Yaralı şifacı arketipi, hikayesini Yunan Mitolojisinden alır. Chiron, yarı
insan yarı at olan bir mitolojik karakterdir. Çok sevdiği hocası Herakles
tarafından bir savaş esnasında kazara at bacağından vurulur. Chiron ölümsüzdür
ve bu yüzden yarasının iyileşmemesi durumunda, acısı sonsuza dek sürecektir.
Yarasını iyileştirmek için pek çok merhem yapar, hiçbir merhem ona çare olmaz
fakat yaptığı her farklı merhem yaşadığı halktan birilerinin farklı
hastalıklarına çare olur. Böylece kendi yarasını sarmak için uğraşırken
yüzlerce insana şifa dağıtır. Yaşadığı halk onu yaralı şifacı olarak anmaya
başlar. Chiron, bilinçdışımızda bizimle
beraber yaşar, kendi yaramızdan yola çıkarak, başkalarının yaralarını sararız
böylece şifayı bularak yaralarımızı özgürleştirebiliriz.
Yarayla
alay eder yaralanmamış olan, diyor Shakespeare, yarayı yakından tanımak,
duygusal incinmişliği bilmek, şifa gücünü doğurur, bu yüzden iyi bir şifacı
yaralı olmalıdır. Jung, şifacı, iyileştirici gücünü yarasından alır der. Şöyle de düşünebiliriz, yaralı, incinmiş kimse
şifacı olmayı bilinçsizce seçer, zira içinde onarmak istediği öyle bir yara
vardır ki, bu iyileşme ihtiyacı sınırlarını aşar ve iyileşme yalnızca herkese
dağıttığı bir şifa ile mümkün olabilir. Turgenyev’in de dediği gibi, “Ne ile
yaralanmışsak, onunla tedavi olmalıyız.” Kimi acıların panzehiri yine o acının
kendisi olabilir.
Karşı-aktarım, bilinçli terapist tarafından iyi
yönetildiğinde fayda sağlar, fakat terapistin duygusal, erotik hisler beslemeye
başlaması, etik bir ihlal yaratır ve karşılıklı olarak terapi sürecine zarar verir.

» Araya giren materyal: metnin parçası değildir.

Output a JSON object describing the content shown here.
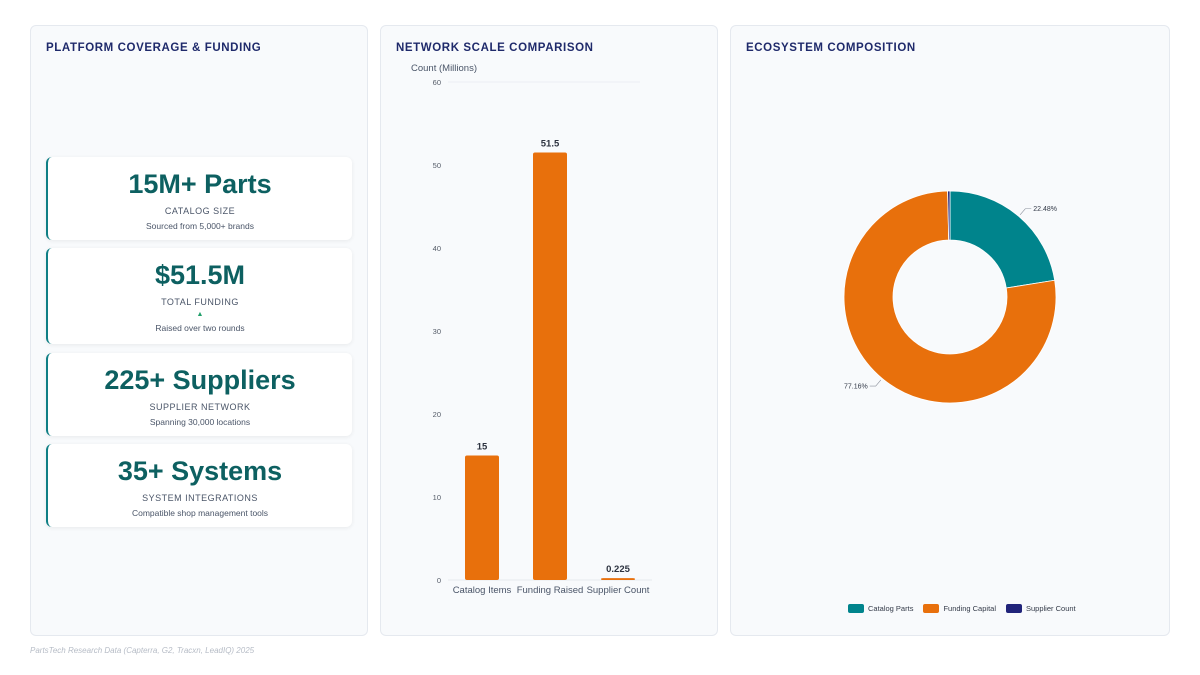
{
  "panels": {
    "coverage_title": "PLATFORM COVERAGE & FUNDING",
    "bar_title": "NETWORK SCALE COMPARISON",
    "pie_title": "ECOSYSTEM COMPOSITION"
  },
  "kpis": [
    {
      "value": "15M+ Parts",
      "label": "CATALOG SIZE",
      "sub": "Sourced from 5,000+ brands"
    },
    {
      "value": "$51.5M",
      "label": "TOTAL FUNDING",
      "arrow": "▲",
      "sub": "Raised over two rounds"
    },
    {
      "value": "225+ Suppliers",
      "label": "SUPPLIER NETWORK",
      "sub": "Spanning 30,000 locations"
    },
    {
      "value": "35+ Systems",
      "label": "SYSTEM INTEGRATIONS",
      "sub": "Compatible shop management tools"
    }
  ],
  "footer": "PartsTech Research Data (Capterra, G2, Tracxn, LeadIQ) 2025",
  "colors": {
    "teal": "#00848c",
    "orange": "#e8700c",
    "navy": "#21247a"
  },
  "chart_data": [
    {
      "type": "bar",
      "title": "NETWORK SCALE COMPARISON",
      "ylabel": "Count (Millions)",
      "xlabel": "",
      "categories": [
        "Catalog Items",
        "Funding Raised",
        "Supplier Count"
      ],
      "values": [
        15,
        51.5,
        0.225
      ],
      "value_labels": [
        "15",
        "51.5",
        "0.225"
      ],
      "ylim": [
        0,
        60
      ],
      "yticks": [
        0,
        10,
        20,
        30,
        40,
        50,
        60
      ],
      "color": "#e8700c",
      "grid": false
    },
    {
      "type": "pie",
      "title": "ECOSYSTEM COMPOSITION",
      "donut": true,
      "categories": [
        "Catalog Parts",
        "Funding Capital",
        "Supplier Count"
      ],
      "values": [
        22.48,
        77.16,
        0.36
      ],
      "labels": [
        "22.48%",
        "77.16%",
        ""
      ],
      "colors": [
        "#00848c",
        "#e8700c",
        "#21247a"
      ],
      "legend_position": "bottom"
    }
  ]
}
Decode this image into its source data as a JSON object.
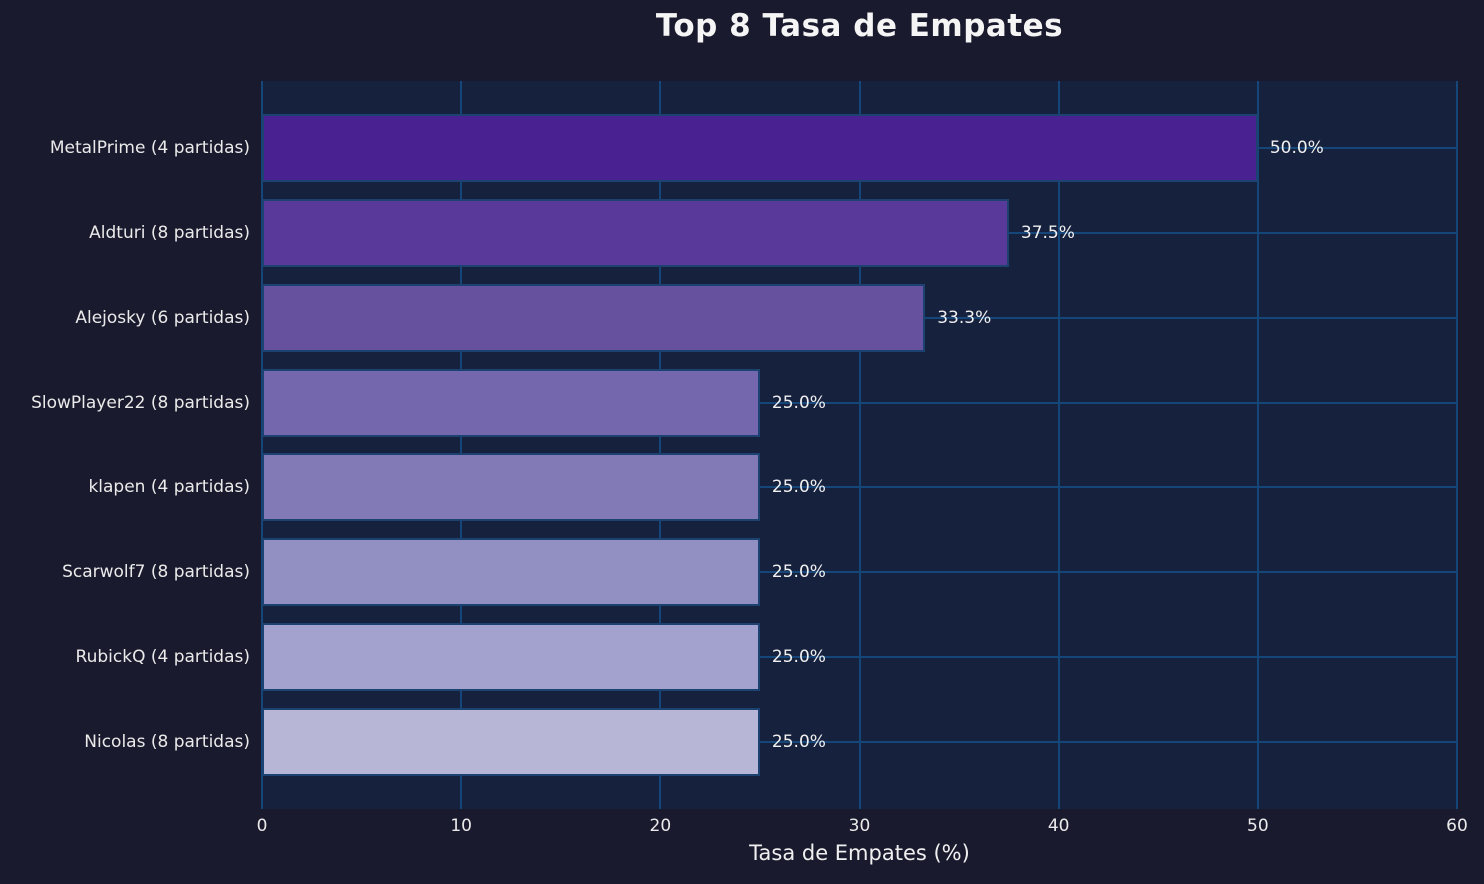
{
  "figure": {
    "title": "Top 8 Tasa de Empates"
  },
  "colors": {
    "background": "#1a1a2e",
    "plot_background": "#16213e",
    "grid": "#15467a",
    "bar_edge": "#1c4272",
    "text": "#f0f0f0"
  },
  "chart_data": {
    "type": "bar",
    "orientation": "horizontal",
    "title": "Top 8 Tasa de Empates",
    "xlabel": "Tasa de Empates (%)",
    "ylabel": "",
    "xlim": [
      0,
      60
    ],
    "xticks": [
      "0",
      "10",
      "20",
      "30",
      "40",
      "50",
      "60"
    ],
    "xtick_values": [
      0,
      10,
      20,
      30,
      40,
      50,
      60
    ],
    "grid": true,
    "legend": false,
    "categories": [
      "MetalPrime (4 partidas)",
      "Aldturi (8 partidas)",
      "Alejosky (6 partidas)",
      "SlowPlayer22 (8 partidas)",
      "klapen (4 partidas)",
      "Scarwolf7 (8 partidas)",
      "RubickQ (4 partidas)",
      "Nicolas (8 partidas)"
    ],
    "values": [
      50.0,
      37.5,
      33.3,
      25.0,
      25.0,
      25.0,
      25.0,
      25.0
    ],
    "value_labels": [
      "50.0%",
      "37.5%",
      "33.3%",
      "25.0%",
      "25.0%",
      "25.0%",
      "25.0%",
      "25.0%"
    ],
    "bar_colors": [
      "#4a2190",
      "#593a9b",
      "#66519f",
      "#7567ad",
      "#8279b7",
      "#9290c3",
      "#a3a2ce",
      "#b7b6d7"
    ]
  }
}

Karşı aktarım etkin yönetildiğinde ise, analist, temelde kendi üzerinde
çalışarak danışana yarar sağlar.
”Doktor,
ancak kendisi de etkilenmişse etkili olabilir. Yalnızca yaralanmış hekimler iyi
edebilir. Ama doktor kendi karakterini bir çelik yelek gibi giyinirse, işte o
zaman hiç etkisi yoktur.” diyen Jung’a göre iyileştirici güç, yaranın varlığıdır.
Bu sebeple terapi süreçlerini sadece danışanın ruhsal iyileşmesi olarak
görmekten çok karşılıklı bir iyileşmenin varlığından bahsetmek önemlidir.